Competitive talking. It's a phrase I learned in Napa, at Taste 3, and although I had never heard it before, it made sense immediately. There were so many interesting people there that you had to be somewhat aggressive in seeking out those whom you wished to meet. Alex is pretty good at the meet and greet. On the other hand, it's not something that I do well or comfortably, so it was very welcome when people came to us. It's a wonderful thing to have your work recognized and appreciated. It's even more special when it's enjoyed by someone who's work you admire in return. We were slightly amazed by the response to this website and it has really motivated us to continue trying to make it better. We met so many interesting people that our brains were practically on overload, churning with new ideas and inspirations from the various conversations that we had. There is a laundry list of new ideas to play with and experiments to carry out over the next few months.
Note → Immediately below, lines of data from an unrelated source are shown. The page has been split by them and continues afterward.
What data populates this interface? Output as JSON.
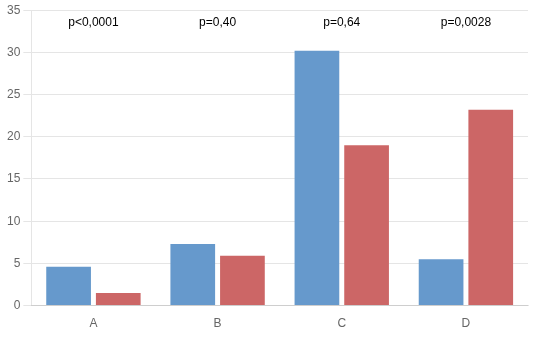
{
  "chart_data": {
    "type": "bar",
    "categories": [
      "A",
      "B",
      "C",
      "D"
    ],
    "series": [
      {
        "color": "#6699CC",
        "values": [
          4.6,
          7.3,
          30.2,
          5.5
        ]
      },
      {
        "color": "#CC6666",
        "values": [
          1.5,
          5.9,
          19.0,
          23.2
        ]
      }
    ],
    "annotations": [
      "p<0,0001",
      "p=0,40",
      "p=0,64",
      "p=0,0028"
    ],
    "ylim": [
      0,
      35
    ],
    "yticks": [
      0,
      5,
      10,
      15,
      20,
      25,
      30,
      35
    ],
    "grid": true
  }
}
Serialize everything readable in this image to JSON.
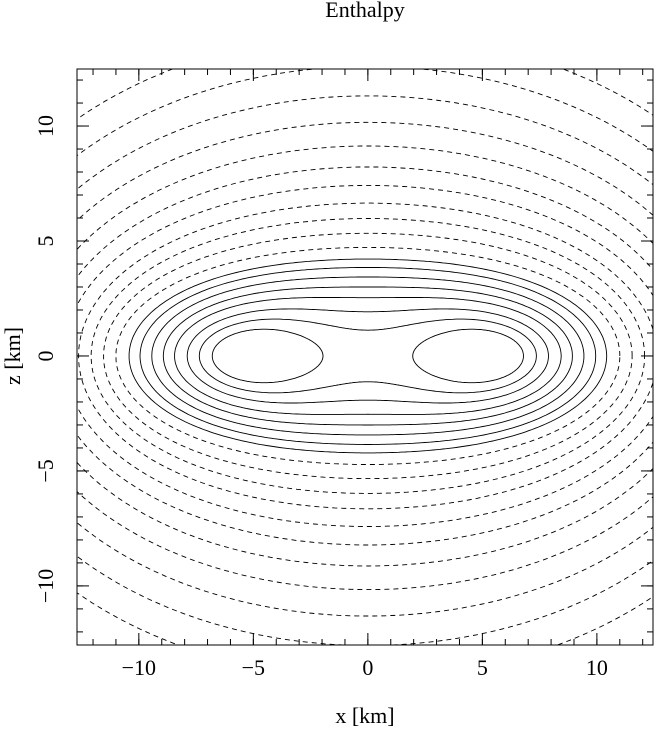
{
  "chart_data": {
    "type": "contour",
    "title": "Enthalpy",
    "x_label": "x [km]",
    "y_label": "z [km]",
    "xlim": [
      -12.7,
      12.45
    ],
    "ylim": [
      -12.57,
      12.48
    ],
    "xticks": [
      {
        "value": -10,
        "label": "−10"
      },
      {
        "value": -5,
        "label": "−5"
      },
      0,
      5,
      10
    ],
    "yticks": [
      {
        "value": -10,
        "label": "−10"
      },
      {
        "value": -5,
        "label": "−5"
      },
      0,
      5,
      10
    ]
  }
}
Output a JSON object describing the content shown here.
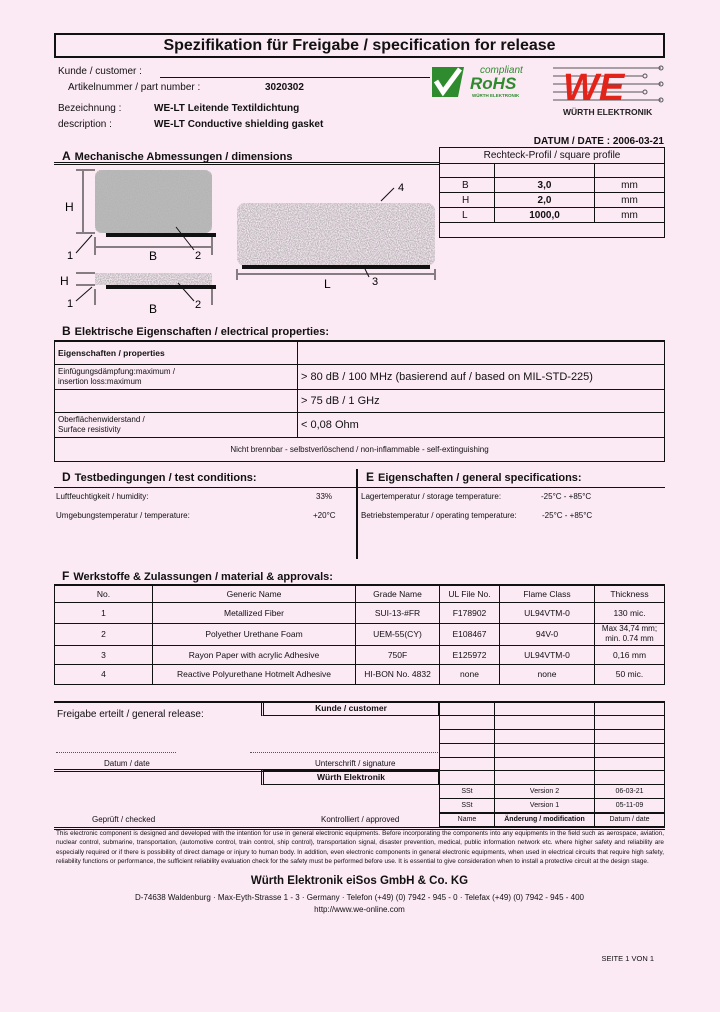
{
  "header": {
    "title": "Spezifikation für Freigabe / specification for release",
    "customer_label": "Kunde / customer :",
    "part_number_label": "Artikelnummer / part number :",
    "part_number": "3020302",
    "designation_label": "Bezeichnung :",
    "designation": "WE-LT Leitende Textildichtung",
    "description_label": "description :",
    "description": "WE-LT Conductive shielding gasket",
    "date_line": "DATUM / DATE : 2006-03-21",
    "rohs_logo": {
      "top": "compliant",
      "main": "RoHS",
      "sub": "WÜRTH ELEKTRONIK"
    },
    "we_logo": {
      "main": "WE",
      "sub": "WÜRTH ELEKTRONIK"
    },
    "colors": {
      "rohs_green": "#2e8b2e",
      "we_red": "#e2231a",
      "background": "#fbe9f4"
    }
  },
  "section_a": {
    "letter": "A",
    "title": "Mechanische Abmessungen / dimensions",
    "diagram_labels": {
      "H": "H",
      "B": "B",
      "L": "L",
      "n1": "1",
      "n2": "2",
      "n3": "3",
      "n4": "4"
    },
    "profile_table": {
      "header": "Rechteck-Profil / square profile",
      "rows": [
        [
          "B",
          "3,0",
          "mm"
        ],
        [
          "H",
          "2,0",
          "mm"
        ],
        [
          "L",
          "1000,0",
          "mm"
        ]
      ]
    }
  },
  "section_b": {
    "letter": "B",
    "title": "Elektrische Eigenschaften  /  electrical properties:",
    "header": "Eigenschaften / properties",
    "rows": [
      {
        "label1": "Einfügungsdämpfung:maximum /",
        "label2": "insertion loss:maximum",
        "value": "> 80 dB / 100 MHz (basierend auf / based on MIL-STD-225)"
      },
      {
        "label1": "",
        "label2": "",
        "value": "> 75 dB / 1 GHz"
      },
      {
        "label1": "Oberflächenwiderstand /",
        "label2": "Surface resistivity",
        "value": "< 0,08 Ohm"
      }
    ],
    "footer": "Nicht brennbar - selbstverlöschend / non-inflammable - self-extinguishing"
  },
  "section_d": {
    "letter": "D",
    "title": "Testbedingungen / test conditions:",
    "rows": [
      [
        "Luftfeuchtigkeit / humidity:",
        "33%"
      ],
      [
        "Umgebungstemperatur / temperature:",
        "+20°C"
      ]
    ]
  },
  "section_e": {
    "letter": "E",
    "title": "Eigenschaften / general specifications:",
    "rows": [
      [
        "Lagertemperatur / storage temperature:",
        "-25°C - +85°C"
      ],
      [
        "Betriebstemperatur / operating temperature:",
        "-25°C - +85°C"
      ]
    ]
  },
  "section_f": {
    "letter": "F",
    "title": "Werkstoffe & Zulassungen / material & approvals:",
    "columns": [
      "No.",
      "Generic Name",
      "Grade Name",
      "UL File No.",
      "Flame Class",
      "Thickness"
    ],
    "rows": [
      [
        "1",
        "Metallized Fiber",
        "SUI-13-#FR",
        "F178902",
        "UL94VTM-0",
        "130 mic."
      ],
      [
        "2",
        "Polyether Urethane Foam",
        "UEM-55(CY)",
        "E108467",
        "94V-0",
        "Max 34,74 mm; min. 0.74 mm"
      ],
      [
        "3",
        "Rayon Paper with acrylic Adhesive",
        "750F",
        "E125972",
        "UL94VTM-0",
        "0,16 mm"
      ],
      [
        "4",
        "Reactive Polyurethane Hotmelt Adhesive",
        "HI-BON No. 4832",
        "none",
        "none",
        "50 mic."
      ]
    ]
  },
  "release": {
    "general_release": "Freigabe erteilt / general release:",
    "customer_box": "Kunde / customer",
    "date_label": "Datum / date",
    "signature_label": "Unterschrift / signature",
    "we_box": "Würth Elektronik",
    "checked_label": "Geprüft / checked",
    "approved_label": "Kontrolliert / approved",
    "revisions": [
      [
        "SSt",
        "Version 2",
        "06-03-21"
      ],
      [
        "SSt",
        "Version 1",
        "05-11-09"
      ]
    ],
    "revision_header": [
      "Name",
      "Änderung / modification",
      "Datum / date"
    ]
  },
  "footer": {
    "disclaimer": "This electronic component is designed and developed with the intention for use in general electronic equipments. Before incorporating the components into any equipments in the field such as aerospace, aviation, nuclear control, submarine, transportation, (automotive control, train control, ship control), transportation signal, disaster prevention, medical, public information network etc. where higher safety and reliability are especially required or if there is possibility of direct damage or injury to human body. In addition, even electronic components in general electronic equipments, when used in electrical circuits that require high safety, reliability functions or performance, the sufficient reliability evaluation check for the safety must be performed before use. It is essential to give consideration when to install a protective circuit at the design stage.",
    "company": "Würth Elektronik eiSos GmbH & Co. KG",
    "address": "D-74638 Waldenburg · Max-Eyth-Strasse 1 - 3 · Germany · Telefon (+49) (0) 7942 - 945 - 0 · Telefax (+49) (0) 7942 - 945 - 400",
    "url": "http://www.we-online.com",
    "page": "SEITE 1 VON 1"
  }
}
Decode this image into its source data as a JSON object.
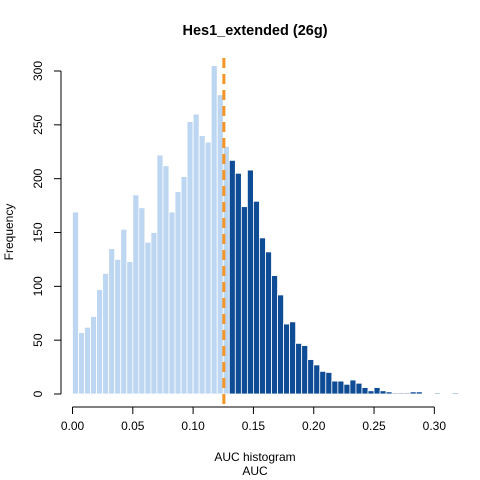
{
  "chart_data": {
    "type": "histogram",
    "title": "Hes1_extended (26g)",
    "xlabel_line1": "AUC histogram",
    "xlabel_line2": "AUC",
    "ylabel": "Frequency",
    "bin_width": 0.005,
    "x_start": 0.0,
    "xlim": [
      0.0,
      0.325
    ],
    "ylim": [
      0,
      300
    ],
    "x_ticks": [
      "0.00",
      "0.05",
      "0.10",
      "0.15",
      "0.20",
      "0.25",
      "0.30"
    ],
    "y_ticks": [
      "0",
      "50",
      "100",
      "150",
      "200",
      "250",
      "300"
    ],
    "threshold": 0.1255,
    "colors": {
      "below_threshold": "#bdd7f2",
      "above_threshold": "#0f4c96",
      "threshold_line": "#f39424"
    },
    "values": [
      169,
      57,
      62,
      72,
      97,
      112,
      135,
      125,
      153,
      123,
      185,
      173,
      141,
      150,
      222,
      212,
      169,
      188,
      202,
      253,
      260,
      240,
      234,
      305,
      278,
      230,
      217,
      205,
      174,
      208,
      179,
      145,
      132,
      110,
      92,
      65,
      67,
      47,
      45,
      32,
      27,
      21,
      20,
      12,
      12,
      9,
      13,
      10,
      6,
      3,
      6,
      3,
      2,
      1,
      1,
      1,
      2,
      2,
      0,
      0,
      1,
      0,
      0,
      1
    ]
  }
}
Of course once we left California and began our adventure in Montana, all of my aspirations were quickly smothered by sheer exhaustion. Thankfully I'm finally catching up on sleep and things are starting to gel out here on the ranch. New beginnings are usually difficult but the rewards can be great. Re-opening a seasonal kitchen usual involves a fair amount of cleaning (in our kitchen this was more organizing than actual scrubbing) and cursing (I have a tendency to bang into things in an unfamiliar kitchen) and a lot of energy and imagination to get things up and running. It's inspiring to look out over an empty dining room and imagine the people who will joining us there. It's equally inspiring to see the empty shelves in the walk-in and map out what to fill them up with.
We're basically starting with a blank slate for our new pantry. As I write this, there is some bacon broth working on the stove. We've found some rather large bottles of a good raspberry vinegar and a basic balsamic vinegar and are reducing them down to syrups. We'll keep some of the reductions separate and combine some for a blended raspberry-balsamic agrodolce type liquid. We've got Meyer lemons, morels, ramps and elf mushrooms to pickle and preserve over the next day or two. We're still debating over what to do with them because while the same old, same old is good, we want to make something better this time. We're definitely open to any suggestions you want to throw out in the comments. We've also got two new cooks working with us for the season and we're eager to see what they come up with as well. We've got quite a few toys in the kitchen to play with. There's an enormous smoker, a serious dehydrater, juicers, a paco jet, a couple of circulators and a beautiful range. We're only limited by our imaginations. We're focusing in on healthier foods and maximizing flavor without heaviness on the palate. The following bacon broth is a good example of how we can use fat in the process for flavor and still basically eliminate it in the end product. As always, feel free to add or subtract whatever flavor elements you wish, the only real must haves are the bacon, the water and the gelatin.
Bacon Broth
2# bacon, sliced into matchsticks
2 large onions, sliced lengthwise
1/2 cup-3/4 cup pickled jalapenos with their brine (to taste)
1 cup of soy sauce
2 gallons of water
gelatin sheets
Render the bacon in a large pot and then slowly let it caramelize in it's own fat. Once it starts to brown, add the onions and cook them together until they are both a rich golden brown. Then add the pickled jalapenos, soy sauce and water. We leave the residual fat in the broth to help infuse flavor. Simmer the broth for 45 minutes-1 hour. Then strain it, skim the fat, weigh the resulting liquid, calculate 0.5% and add that much sheet gelatin (bloomed first in cold water) to the hot liquid and dissolve it in the broth. Cool the broth in a hotel pan and then freeze it overnight. The next morning pop it out of the pan and put it in a cheesecloth lined perforated hotel pan over a deeper hotel pan. Place it in the refrigerator and let it melt over the next two days. Discard the cheesecloth and it's contents. The liquid in the bottom pan will be a clear bacon broth.